I’ll not hold my tongue. I’ll tell her how vile a villain her Romeo is. For what good is a willful colt, until it’s broke? But not left bro
ken: I’ll bridle her to bridal be by offering a model of a proper marriage, telling how she sprung from that most wonderful love between me and Pietro. Once she knows, and there’s no secret left between us, then we’ll—

“Are you yet busy?”

Juliet and I both startle at Lady Cappelletta entering the bedchamber.

She shows no more joy than usual for Juliet. “My lord husband would have me offer help to you.”

“I’ve culled what’s needed for tomorrow.” Juliet waves a quick hand to the trifles she’s set out, before bending her knee in imploring curtsy. “If it please you, I would be left alone to pray the heavens to smile upon my state, which as you know is cross and full of sin.”

This pleases Lady Cappelletta, to think Juliet so awful. I’m sure she’ll leave us to ourselves.

But then Juliet straightens her leg and looks entreating into Lady Cappelletta’s eyes. “Let the nurse sit up and be a help to you, for I am sure you’ve your hands full all, in this so sudden business.”

Juliet’ll not meet my gaze. Need not meet it, having grown so bold as to put me out.
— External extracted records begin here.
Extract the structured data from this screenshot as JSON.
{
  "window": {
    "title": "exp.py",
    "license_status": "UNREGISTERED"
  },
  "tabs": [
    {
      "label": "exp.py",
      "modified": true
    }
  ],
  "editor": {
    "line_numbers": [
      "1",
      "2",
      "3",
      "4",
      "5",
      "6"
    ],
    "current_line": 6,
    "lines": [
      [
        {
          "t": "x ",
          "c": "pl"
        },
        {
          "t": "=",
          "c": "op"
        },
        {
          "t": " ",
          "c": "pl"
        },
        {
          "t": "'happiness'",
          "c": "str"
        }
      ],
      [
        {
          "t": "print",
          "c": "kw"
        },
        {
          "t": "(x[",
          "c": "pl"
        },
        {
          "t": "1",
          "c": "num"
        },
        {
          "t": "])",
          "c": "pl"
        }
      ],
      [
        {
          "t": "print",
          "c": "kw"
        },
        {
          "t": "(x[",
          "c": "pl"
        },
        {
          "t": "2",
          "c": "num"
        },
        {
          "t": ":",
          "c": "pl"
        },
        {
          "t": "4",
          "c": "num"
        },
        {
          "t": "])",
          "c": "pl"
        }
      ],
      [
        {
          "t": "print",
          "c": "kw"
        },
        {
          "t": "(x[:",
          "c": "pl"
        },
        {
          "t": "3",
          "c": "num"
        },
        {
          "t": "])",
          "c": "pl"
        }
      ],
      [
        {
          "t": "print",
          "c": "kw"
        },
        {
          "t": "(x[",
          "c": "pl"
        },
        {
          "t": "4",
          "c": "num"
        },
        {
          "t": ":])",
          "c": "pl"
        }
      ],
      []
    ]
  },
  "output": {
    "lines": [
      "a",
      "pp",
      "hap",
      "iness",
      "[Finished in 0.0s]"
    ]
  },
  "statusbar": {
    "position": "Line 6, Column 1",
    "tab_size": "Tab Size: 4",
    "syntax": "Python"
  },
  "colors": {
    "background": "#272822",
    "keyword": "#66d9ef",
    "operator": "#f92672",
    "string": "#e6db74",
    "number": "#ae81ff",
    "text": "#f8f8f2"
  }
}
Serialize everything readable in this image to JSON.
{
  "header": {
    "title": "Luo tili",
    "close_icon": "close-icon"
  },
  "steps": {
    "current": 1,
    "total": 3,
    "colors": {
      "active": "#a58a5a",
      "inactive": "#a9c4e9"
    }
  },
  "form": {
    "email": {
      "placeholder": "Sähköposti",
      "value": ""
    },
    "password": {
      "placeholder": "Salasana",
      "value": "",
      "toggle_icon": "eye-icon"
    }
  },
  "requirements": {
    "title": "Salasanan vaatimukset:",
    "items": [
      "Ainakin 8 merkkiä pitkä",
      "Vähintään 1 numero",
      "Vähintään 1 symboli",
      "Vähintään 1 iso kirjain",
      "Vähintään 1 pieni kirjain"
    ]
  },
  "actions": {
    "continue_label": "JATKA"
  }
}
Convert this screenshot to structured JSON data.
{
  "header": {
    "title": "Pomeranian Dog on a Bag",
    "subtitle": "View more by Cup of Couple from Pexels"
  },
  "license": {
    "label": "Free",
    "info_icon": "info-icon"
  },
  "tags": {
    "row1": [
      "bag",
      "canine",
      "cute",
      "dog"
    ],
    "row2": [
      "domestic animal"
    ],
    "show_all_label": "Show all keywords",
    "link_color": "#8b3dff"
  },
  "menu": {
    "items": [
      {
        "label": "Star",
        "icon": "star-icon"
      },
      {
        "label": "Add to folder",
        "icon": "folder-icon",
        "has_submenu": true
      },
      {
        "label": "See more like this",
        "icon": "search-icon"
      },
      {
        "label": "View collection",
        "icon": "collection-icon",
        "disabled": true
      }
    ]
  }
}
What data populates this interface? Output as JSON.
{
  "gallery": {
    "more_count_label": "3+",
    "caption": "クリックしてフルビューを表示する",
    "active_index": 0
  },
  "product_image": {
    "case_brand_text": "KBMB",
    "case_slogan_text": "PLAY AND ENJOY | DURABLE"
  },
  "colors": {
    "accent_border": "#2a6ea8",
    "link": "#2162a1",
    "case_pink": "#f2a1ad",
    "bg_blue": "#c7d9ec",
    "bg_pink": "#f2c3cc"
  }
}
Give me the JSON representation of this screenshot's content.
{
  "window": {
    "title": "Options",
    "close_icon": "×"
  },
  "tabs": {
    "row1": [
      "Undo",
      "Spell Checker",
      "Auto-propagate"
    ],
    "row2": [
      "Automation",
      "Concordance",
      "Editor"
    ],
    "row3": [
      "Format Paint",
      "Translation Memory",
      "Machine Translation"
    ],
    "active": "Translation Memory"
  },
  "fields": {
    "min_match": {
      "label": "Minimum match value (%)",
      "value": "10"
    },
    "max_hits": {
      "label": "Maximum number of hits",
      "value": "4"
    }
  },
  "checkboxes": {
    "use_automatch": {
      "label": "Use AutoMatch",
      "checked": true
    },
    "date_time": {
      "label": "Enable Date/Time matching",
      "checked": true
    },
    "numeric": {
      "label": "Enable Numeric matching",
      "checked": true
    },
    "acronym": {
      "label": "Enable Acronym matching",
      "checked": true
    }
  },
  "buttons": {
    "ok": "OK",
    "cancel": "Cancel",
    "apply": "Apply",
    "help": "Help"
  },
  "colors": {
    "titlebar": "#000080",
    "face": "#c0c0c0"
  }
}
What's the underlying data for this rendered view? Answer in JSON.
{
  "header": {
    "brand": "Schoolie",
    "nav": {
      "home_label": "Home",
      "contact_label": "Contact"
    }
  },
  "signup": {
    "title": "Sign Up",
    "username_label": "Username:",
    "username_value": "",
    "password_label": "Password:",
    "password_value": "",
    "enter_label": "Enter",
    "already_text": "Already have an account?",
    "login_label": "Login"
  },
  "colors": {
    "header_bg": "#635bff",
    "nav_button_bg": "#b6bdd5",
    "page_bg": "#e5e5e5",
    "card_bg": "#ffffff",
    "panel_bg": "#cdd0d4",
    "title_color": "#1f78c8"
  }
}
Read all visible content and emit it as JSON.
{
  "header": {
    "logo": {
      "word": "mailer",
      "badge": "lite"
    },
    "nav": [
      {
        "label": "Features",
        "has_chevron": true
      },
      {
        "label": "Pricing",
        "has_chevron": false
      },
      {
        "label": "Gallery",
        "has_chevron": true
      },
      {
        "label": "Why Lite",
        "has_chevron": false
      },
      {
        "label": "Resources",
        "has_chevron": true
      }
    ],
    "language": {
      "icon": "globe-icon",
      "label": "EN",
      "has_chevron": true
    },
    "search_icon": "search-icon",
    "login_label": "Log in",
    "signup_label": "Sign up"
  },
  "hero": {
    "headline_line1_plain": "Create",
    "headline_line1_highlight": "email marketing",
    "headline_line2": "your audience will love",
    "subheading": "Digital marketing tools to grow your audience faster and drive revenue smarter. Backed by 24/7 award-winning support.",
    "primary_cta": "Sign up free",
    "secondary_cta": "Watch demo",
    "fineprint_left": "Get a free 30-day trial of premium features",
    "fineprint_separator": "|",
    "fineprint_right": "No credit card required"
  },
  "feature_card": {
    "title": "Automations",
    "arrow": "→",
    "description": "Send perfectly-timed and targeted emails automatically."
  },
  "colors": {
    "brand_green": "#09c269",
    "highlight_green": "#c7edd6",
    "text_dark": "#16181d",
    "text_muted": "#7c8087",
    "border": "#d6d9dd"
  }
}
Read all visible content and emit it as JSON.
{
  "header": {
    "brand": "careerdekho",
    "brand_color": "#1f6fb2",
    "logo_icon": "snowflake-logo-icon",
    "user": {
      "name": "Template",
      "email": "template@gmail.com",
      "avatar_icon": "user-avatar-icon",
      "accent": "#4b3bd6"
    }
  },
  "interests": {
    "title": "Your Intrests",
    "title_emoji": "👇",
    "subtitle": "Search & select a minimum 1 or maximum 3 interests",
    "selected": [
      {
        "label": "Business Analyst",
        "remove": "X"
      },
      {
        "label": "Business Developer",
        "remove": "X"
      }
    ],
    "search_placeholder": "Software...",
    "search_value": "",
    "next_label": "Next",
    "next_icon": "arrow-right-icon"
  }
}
To put me to waiting on Lady Cappelletta, who sizes me up like I’m some dumb ox upon the trader’s block, for which she’ll drive a pinchfist’s bargain. “Take these keys,” she says, slipping a ring from her belt, “and fetch out the banqueting cloth. Scrub it to lay upon the table.”

I might out-argue Lady Cappelletta, or best her into believing she does not want my labor after all. But I’ll not beg Juliet to let me stay while she’s caught in such a mood.

The hour’s late. The too-little sleep she got last night raws her nerves. I’ll leave her rest alone this once. When I steal back hours hence to tousle her awake, I’ll tell all that’s in my heart, for her to carry when she stands beside noble Paris and makes true marriage vows.

Just past her door, I think I hear her call me back. Does she yet long to be with me the way she did when she was a littler girl? But what can I do with her tonight but play out once more the dismal scene we’ve already had? I’ll not chance more sore words between us. I must let her be alone long enough to be glad of me again. Just till morning. There’ll be time then to tell her, first of Romeo’s deception, then of my own. After which we’ll never let another secret forge its way between us.